Synderesis - an innate knowledge of human nature and primary precepts through practical reason

Conscientia - deriving secondary precepts, and applying them

Prudence - the virtue of right-reasoning in moral matters, balancing ours and others' needs


As with Paul, Aquinas said that a person's conscience could err (go wrong), either 'invincibly', through no fault of their own, or 'vincibly' - through our own fault. For example, if I give money to a man who is begging on the streets, I have good intentions, but my actions are actually unhelpful. If I had considered my actions carefully, I would have seen that I wasn't helping him to improve his situation - if anything, my actions would keep him on the streets longer. I erred 'vincibly', as I would have done differently if I'd thought about it. Overall conscience is being able to both distinguish right from wrong and to make decisions when a person is confronted with different moral situations. For Aquinas it is always right to apply your moral principles to each situation as best you can. However he does not mean that if you follow your conscience you are always right because if your principles are wrong your conscience will be wrong too. Aquinas says conscience is reasoning used correctly to find out what God sees is good. It is not just a voice inside us.


Sigmund Freud believed that the conscience is simply guilt. Freud was a psychiatrist who studied the human mind and its effects on and reactions with the body. He believed there was no such thing as a soul and his view of the mind was mechanistic. (That it worked in stages with cogs that connected parts to work together). Freud concluded that the human personality consisted of three things:

  1. The super-ego- the set of moral controls given to us by outside influences. It is our moral code or conscience and is often in conflict with the id. 

 2. The ego- the conscious self, the part seen by the outside world.

 3. The id- the unconscious self, the part of the mind containing the basic drives and repressed memories. It is amoral and has no concern about right and wrong and is only concerned with itself.

  

Freud believed that conscience is clearly connected with the sense of guilt we have when we go against our conscience is a construct of the mind and in religious people this would be in response to perceptions of God.- in non-religious people it would be their responses to externally imposed authority. Freud did not believe in any absolute moral law and believed that all our moral codes, the contents of our consciences, are shaped by our experiences- it is culturally dependent and this explains the difference in moral code between societies.

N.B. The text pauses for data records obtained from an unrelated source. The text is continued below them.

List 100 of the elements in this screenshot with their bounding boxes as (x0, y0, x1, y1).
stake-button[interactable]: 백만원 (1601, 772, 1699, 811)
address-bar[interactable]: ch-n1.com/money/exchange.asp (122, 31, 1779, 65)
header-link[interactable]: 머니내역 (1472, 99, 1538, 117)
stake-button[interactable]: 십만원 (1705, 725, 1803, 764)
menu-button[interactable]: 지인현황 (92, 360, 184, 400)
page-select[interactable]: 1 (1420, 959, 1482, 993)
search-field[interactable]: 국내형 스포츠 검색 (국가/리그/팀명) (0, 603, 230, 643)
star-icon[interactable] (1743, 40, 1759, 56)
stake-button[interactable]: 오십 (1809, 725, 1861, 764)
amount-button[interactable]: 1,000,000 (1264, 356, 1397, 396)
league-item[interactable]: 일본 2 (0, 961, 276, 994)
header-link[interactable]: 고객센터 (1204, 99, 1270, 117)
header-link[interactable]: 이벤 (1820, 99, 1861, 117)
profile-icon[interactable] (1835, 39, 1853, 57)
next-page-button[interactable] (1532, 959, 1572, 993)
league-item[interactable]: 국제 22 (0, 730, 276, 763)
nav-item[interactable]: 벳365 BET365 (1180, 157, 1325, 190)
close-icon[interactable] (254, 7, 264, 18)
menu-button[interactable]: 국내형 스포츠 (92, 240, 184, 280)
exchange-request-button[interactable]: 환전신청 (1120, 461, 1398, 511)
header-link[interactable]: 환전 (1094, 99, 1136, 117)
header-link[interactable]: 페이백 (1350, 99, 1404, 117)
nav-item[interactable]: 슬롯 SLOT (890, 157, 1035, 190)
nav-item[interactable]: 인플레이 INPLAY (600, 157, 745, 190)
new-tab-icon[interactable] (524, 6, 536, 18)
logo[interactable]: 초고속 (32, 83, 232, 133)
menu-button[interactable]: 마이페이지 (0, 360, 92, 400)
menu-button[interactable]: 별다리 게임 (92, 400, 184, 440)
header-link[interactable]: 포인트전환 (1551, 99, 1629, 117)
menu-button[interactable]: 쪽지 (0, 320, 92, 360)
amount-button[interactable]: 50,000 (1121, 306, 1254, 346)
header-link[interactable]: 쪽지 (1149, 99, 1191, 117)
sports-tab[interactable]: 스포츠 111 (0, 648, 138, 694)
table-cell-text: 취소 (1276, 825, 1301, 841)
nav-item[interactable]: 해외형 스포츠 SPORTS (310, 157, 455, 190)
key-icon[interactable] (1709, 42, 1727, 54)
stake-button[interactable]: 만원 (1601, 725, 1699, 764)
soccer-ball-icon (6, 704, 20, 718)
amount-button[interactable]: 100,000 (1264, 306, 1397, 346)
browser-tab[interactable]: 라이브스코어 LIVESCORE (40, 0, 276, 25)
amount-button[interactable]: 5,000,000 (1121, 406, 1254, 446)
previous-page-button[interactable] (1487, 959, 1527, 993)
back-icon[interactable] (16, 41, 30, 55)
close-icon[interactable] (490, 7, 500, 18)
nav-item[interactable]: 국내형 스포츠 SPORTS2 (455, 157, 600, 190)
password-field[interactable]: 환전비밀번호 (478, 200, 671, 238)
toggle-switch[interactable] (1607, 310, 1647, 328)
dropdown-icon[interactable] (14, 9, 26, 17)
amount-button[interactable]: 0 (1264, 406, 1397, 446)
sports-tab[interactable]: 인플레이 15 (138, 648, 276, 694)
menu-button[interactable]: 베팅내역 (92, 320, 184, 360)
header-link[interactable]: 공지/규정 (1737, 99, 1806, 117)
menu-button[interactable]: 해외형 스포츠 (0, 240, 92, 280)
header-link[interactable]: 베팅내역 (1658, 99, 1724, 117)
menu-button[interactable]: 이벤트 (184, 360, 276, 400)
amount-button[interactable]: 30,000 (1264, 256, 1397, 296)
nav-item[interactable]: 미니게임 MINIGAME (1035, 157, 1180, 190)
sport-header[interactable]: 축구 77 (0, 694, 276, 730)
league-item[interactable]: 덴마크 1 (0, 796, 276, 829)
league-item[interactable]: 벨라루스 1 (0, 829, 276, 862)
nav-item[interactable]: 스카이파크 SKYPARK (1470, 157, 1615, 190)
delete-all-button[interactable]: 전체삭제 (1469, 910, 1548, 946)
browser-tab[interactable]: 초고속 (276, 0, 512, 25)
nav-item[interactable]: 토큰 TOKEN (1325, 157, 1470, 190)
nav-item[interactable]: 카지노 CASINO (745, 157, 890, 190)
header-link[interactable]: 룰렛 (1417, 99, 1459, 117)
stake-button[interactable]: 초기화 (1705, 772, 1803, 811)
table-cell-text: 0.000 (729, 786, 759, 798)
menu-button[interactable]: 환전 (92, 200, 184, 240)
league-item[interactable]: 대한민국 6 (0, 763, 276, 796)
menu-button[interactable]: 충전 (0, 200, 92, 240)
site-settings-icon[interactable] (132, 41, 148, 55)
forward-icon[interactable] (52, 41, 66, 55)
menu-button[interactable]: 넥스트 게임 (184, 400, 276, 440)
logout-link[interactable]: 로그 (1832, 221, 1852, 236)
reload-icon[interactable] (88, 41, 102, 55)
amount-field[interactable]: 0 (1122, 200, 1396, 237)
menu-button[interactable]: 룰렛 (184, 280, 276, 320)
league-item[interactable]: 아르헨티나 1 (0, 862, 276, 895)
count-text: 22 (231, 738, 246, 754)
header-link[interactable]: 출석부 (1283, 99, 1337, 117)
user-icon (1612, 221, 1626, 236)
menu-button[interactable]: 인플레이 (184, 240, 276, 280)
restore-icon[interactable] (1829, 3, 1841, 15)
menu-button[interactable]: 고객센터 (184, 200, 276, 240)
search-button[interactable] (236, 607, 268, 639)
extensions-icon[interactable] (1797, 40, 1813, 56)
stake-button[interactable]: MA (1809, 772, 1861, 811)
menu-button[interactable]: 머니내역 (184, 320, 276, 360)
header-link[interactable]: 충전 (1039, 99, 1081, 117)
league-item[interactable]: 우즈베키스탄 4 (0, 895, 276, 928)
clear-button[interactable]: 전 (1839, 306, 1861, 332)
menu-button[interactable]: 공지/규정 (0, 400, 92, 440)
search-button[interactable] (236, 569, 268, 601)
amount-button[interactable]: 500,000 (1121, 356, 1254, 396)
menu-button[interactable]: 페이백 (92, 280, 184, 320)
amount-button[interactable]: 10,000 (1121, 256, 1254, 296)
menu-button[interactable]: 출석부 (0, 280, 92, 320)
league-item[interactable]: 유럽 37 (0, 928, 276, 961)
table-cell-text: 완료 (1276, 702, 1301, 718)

So if children learn their moral behaviour from their parents, teachers and other authority figures, is any moral choice they make free? If the super-ego internalises the disapproval of others and creates the guilty conscience which grows into an internal force regardless of any individual rational thought or reflection, it seems to be just a form of moral control which traps us into behaving a certain way.


The breaking of rules in the conscience is linked to the superego. Freud said that a religious person understands that to break God's law, as Adam and Eve did is an act of rebellion against the heavenly father. It brings with it a curse. Non-believers, on the other hand, see the conscience as being a product of the customs or traditions of a male-dominated society. When Freud wrote this theory the people that made the rules such as- rulers, politicians and judges, were male. Fathers were traditionally the head of families and made all the decisions. To break the rules is a rebellion against the father which condemns the son to guilt and punishment. The myth of Oedipus illustrates this idea. Therefore Freud saw the conscience as embodying that sense of guilt that comes from disobedience to the laws of the fathers, society's laws.